52While the injury to the neck may be an aggravation injury, there is no evidence that the pre-existing degenerative change caused the plaintiff incapacity for work or domestic, social, or recreational activities.  In that sense, I am satisfied that the contribution from the aggravation is, of itself, the cause of her current symptoms and restrictions.[41]

[41]        Petkovski v Galleti [1994] 1 VR 436.

53Accordingly, for the reasons given, I am satisfied that the plaintiff has established an entitlement for leave to commence a proceeding for pain and suffering damages in respect to the injury to her neck suffered at work on 7 November 2016.

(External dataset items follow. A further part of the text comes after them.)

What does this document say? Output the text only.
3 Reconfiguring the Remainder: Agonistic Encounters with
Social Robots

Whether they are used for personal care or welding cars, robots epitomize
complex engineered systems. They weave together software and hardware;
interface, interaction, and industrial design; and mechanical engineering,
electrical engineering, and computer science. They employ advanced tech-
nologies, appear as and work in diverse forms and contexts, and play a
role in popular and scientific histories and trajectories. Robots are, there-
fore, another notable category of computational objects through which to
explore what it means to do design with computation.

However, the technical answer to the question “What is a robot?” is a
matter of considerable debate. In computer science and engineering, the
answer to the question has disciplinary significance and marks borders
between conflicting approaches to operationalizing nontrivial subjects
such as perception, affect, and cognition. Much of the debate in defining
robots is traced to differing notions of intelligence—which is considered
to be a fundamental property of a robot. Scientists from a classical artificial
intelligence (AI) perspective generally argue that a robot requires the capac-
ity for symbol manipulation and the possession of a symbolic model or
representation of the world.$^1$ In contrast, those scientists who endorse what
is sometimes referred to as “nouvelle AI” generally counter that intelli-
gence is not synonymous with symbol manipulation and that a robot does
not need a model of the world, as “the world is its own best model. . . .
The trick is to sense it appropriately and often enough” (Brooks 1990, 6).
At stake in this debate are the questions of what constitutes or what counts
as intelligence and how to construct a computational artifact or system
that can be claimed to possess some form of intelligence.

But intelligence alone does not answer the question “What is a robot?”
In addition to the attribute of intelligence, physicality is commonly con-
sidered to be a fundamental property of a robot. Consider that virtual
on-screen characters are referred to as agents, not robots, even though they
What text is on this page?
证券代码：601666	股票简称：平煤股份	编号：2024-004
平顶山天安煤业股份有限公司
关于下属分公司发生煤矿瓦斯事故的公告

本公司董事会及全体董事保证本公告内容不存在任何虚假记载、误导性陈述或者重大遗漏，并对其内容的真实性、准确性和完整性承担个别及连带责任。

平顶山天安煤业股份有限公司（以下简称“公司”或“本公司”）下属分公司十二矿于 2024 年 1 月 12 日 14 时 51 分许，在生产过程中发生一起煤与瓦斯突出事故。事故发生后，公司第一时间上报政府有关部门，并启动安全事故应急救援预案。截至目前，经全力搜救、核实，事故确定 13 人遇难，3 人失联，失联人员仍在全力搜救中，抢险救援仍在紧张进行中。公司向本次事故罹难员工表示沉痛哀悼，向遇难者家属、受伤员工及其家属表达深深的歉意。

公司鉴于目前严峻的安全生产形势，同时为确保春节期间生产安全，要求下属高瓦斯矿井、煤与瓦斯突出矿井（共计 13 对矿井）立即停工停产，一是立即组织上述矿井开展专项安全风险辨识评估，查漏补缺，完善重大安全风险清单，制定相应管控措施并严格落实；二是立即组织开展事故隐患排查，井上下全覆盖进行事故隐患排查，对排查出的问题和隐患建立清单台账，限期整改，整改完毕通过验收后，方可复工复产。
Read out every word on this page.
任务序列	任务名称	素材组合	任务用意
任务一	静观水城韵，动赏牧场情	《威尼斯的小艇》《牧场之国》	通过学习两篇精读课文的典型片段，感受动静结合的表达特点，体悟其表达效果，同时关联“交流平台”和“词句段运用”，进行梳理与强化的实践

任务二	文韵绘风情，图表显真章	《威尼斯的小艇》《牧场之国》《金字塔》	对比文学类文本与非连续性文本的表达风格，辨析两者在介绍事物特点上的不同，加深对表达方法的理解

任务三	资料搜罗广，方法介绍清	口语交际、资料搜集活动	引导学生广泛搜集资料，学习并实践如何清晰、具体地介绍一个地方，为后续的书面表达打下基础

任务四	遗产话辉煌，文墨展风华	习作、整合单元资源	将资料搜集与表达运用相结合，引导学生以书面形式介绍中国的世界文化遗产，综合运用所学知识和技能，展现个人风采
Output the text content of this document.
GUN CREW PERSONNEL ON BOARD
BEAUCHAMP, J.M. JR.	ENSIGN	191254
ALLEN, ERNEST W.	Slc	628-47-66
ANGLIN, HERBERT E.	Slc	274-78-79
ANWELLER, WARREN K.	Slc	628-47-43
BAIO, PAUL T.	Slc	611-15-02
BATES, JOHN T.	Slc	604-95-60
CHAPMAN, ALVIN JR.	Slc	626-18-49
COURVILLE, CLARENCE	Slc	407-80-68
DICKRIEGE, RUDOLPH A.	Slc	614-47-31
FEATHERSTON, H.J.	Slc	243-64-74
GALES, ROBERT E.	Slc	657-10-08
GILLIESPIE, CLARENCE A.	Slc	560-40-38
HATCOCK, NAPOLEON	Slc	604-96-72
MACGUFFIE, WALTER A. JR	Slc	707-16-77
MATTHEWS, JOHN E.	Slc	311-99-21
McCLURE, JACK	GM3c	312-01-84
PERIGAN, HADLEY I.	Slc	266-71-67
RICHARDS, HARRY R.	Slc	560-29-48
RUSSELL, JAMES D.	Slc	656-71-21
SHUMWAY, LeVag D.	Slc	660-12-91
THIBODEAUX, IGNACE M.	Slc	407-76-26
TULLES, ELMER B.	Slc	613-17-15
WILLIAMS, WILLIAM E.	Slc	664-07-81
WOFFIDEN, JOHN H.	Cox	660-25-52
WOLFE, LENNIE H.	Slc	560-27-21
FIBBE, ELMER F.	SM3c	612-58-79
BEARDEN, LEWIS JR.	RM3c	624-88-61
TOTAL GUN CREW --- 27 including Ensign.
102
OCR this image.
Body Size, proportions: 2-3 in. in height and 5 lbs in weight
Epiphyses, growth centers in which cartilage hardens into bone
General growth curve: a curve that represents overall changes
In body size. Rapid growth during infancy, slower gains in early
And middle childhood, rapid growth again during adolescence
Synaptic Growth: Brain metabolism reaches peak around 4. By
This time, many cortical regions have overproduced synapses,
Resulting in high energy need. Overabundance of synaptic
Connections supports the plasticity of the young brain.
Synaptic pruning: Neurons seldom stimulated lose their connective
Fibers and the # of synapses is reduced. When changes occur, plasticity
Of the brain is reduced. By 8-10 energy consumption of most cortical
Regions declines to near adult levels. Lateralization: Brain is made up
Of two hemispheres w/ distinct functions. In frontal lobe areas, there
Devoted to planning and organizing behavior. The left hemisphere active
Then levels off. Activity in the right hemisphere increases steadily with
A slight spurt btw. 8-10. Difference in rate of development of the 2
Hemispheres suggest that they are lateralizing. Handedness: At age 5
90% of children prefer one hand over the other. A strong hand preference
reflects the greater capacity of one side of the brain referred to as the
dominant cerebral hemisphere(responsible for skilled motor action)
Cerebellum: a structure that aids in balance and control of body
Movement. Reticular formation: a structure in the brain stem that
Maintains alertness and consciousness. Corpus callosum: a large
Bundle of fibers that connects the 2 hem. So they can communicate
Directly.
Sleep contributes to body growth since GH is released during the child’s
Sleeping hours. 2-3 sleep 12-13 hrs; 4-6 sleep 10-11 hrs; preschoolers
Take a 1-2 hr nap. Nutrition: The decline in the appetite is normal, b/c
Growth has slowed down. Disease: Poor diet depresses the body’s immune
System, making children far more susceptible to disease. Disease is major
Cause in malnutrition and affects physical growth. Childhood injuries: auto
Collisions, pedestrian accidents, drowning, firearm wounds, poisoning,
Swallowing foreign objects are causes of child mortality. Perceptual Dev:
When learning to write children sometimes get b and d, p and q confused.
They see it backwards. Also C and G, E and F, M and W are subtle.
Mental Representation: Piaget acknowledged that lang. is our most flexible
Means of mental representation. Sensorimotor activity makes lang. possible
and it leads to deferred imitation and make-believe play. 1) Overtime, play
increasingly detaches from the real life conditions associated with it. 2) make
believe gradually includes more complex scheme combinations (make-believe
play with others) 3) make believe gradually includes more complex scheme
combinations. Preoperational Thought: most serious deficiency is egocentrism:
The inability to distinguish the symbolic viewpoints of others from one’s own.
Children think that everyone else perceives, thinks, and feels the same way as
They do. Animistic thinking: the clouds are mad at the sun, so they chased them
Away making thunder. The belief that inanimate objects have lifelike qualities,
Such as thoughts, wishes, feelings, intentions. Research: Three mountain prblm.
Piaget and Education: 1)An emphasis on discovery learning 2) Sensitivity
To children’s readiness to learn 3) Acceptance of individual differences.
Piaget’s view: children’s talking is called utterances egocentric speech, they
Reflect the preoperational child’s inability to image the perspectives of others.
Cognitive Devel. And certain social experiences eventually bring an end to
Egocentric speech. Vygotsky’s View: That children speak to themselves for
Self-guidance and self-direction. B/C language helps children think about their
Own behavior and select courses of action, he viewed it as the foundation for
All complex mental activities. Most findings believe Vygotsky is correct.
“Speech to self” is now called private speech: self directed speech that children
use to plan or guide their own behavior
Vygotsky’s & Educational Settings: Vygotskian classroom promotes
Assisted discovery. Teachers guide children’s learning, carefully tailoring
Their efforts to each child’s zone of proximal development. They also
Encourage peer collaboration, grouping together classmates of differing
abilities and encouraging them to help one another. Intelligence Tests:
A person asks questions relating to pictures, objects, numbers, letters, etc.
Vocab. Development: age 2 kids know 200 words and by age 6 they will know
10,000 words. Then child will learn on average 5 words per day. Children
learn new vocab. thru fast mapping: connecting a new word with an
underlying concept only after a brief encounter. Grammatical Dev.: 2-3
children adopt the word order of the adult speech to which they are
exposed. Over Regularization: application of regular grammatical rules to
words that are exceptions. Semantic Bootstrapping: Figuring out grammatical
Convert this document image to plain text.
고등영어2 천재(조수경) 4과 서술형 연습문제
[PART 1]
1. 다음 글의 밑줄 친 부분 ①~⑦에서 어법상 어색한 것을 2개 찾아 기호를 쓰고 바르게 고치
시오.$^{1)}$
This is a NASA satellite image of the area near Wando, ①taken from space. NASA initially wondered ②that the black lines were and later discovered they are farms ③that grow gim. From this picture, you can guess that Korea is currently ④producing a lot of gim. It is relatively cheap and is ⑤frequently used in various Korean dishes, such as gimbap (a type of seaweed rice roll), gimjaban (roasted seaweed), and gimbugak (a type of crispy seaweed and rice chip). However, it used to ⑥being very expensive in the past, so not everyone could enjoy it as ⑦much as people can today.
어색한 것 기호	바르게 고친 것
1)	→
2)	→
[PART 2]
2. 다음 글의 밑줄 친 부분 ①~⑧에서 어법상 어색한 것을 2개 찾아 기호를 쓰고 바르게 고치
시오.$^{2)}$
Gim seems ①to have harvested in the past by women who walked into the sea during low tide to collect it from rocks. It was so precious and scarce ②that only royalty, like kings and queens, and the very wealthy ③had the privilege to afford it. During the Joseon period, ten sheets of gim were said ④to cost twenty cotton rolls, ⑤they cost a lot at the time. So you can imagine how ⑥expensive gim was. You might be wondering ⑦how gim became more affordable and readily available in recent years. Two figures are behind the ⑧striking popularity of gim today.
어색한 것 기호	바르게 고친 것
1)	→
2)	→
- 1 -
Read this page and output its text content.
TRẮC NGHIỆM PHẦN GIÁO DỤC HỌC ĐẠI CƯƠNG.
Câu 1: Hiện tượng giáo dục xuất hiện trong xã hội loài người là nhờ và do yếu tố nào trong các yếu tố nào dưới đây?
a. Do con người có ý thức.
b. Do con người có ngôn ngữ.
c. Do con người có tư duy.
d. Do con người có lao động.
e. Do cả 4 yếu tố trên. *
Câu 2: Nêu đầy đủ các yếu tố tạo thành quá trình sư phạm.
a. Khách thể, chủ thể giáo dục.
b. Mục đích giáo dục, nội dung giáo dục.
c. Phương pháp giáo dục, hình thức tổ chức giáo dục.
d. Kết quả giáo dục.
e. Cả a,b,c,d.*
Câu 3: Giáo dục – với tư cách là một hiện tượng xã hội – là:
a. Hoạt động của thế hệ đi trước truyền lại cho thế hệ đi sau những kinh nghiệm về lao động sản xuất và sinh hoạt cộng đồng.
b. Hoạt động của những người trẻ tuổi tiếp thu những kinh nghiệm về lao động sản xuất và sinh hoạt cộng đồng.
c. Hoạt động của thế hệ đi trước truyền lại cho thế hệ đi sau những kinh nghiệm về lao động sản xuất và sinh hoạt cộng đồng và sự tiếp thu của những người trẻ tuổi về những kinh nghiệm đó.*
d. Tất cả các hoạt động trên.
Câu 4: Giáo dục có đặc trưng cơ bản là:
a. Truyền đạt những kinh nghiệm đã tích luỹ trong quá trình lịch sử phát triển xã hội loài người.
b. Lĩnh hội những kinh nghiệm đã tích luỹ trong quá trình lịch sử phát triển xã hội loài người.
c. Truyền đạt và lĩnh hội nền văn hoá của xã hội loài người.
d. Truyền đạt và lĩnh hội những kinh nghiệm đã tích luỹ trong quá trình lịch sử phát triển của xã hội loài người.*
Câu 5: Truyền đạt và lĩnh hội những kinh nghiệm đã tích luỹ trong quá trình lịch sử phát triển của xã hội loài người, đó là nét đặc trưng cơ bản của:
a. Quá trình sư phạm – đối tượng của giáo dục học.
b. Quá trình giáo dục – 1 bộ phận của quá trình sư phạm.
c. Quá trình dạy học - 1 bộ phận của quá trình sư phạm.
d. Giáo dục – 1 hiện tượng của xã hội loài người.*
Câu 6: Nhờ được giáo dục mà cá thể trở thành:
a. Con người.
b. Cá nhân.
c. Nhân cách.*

54Given my conclusion regarding physical injury, it is unnecessary to deal with the alternate claim for “serious injury” based on a psychiatric response to the incident.  I accept that the incident was very frightening and has caused psychological symptoms, but consistent with how her senior counsel opened the case, the secondary psychological symptoms do not explain the plaintiff’s complaints of neck pain and therefore any psychiatric injury is not “severe” and does not in isolation produce a “very considerable” pain and suffering consequence.

55I shall otherwise make consequential orders in respect to costs after hearing from the parties.